Septo-hippocampal deafferentation protects CA1 neurons against ischemic injury.
Buchan AM., Pulsinelli WA.
Excessive synaptic excitation caused by transient cerebral ischemia has been proposed to explain the greater vulnerability of specific neuronal populations to ischemic injury. We tested this hypothesis in rats by cutting, alone or in combination, the afferent fibers that travel in the fimbria/fornix, the perforant, or the Schäffer collateral pathways and innervate the right CA1 hippocampus. Seven to twelve days later the animals were subjected to 30 min of reversible forebrain ischemia. Irreversible damage to the CA1 neurons was assessed with the light microscope after 70-120 h of cerebral reperfusion.

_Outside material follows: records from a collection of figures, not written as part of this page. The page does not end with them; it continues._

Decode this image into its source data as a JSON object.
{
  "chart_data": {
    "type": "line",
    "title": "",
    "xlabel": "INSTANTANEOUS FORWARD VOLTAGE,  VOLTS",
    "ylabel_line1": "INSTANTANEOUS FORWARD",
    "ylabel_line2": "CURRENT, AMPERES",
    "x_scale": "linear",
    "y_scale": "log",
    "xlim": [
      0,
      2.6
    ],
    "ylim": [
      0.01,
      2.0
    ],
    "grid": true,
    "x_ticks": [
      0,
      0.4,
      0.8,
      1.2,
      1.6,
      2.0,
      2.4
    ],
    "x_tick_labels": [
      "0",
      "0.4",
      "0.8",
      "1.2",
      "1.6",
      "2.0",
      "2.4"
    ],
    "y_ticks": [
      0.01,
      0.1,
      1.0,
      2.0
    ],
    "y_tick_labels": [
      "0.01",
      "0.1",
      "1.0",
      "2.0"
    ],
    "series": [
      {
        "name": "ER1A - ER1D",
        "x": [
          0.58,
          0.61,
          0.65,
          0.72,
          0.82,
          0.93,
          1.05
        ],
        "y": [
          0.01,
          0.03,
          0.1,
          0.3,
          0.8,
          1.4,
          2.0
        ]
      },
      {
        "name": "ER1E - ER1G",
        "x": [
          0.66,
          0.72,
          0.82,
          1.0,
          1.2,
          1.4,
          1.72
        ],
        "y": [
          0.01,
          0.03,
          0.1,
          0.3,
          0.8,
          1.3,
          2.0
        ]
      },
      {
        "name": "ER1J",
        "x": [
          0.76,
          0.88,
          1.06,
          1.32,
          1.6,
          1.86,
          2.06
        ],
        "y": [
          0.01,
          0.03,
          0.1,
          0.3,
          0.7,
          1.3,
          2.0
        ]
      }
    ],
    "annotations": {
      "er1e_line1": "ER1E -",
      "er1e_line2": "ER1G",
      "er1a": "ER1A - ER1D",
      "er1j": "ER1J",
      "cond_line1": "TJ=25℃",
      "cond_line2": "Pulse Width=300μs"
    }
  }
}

The left, unlesioned hippocampus served as a control. Simultaneous cutting of the 3 major afferent pathways significantly reduced CA1 neuronal damage compared to the unlesioned side (P less than 0.001) or to sham-lesioned controls (P less than 0.001). Selective lesions of the fimbria/fornix but not the perforant or the Schäffer collateral pathways also protected against ischemic CA1 damage. These data indicate that afferent fiber input modulates hippocampal damage caused by ischemia, but they are inconsistent with the hypothesis that excitatory afferent fibers, travelling in either the perforant or the Schäffer collateral pathways alone, play a major role. Neurotransmitters, other than those activating excitatory amino acid receptors or yet-to-be-identified synaptic events, may be invoked to explain the spatial and temporal sensitivity of hippocampal CA1 neurons to ischemia.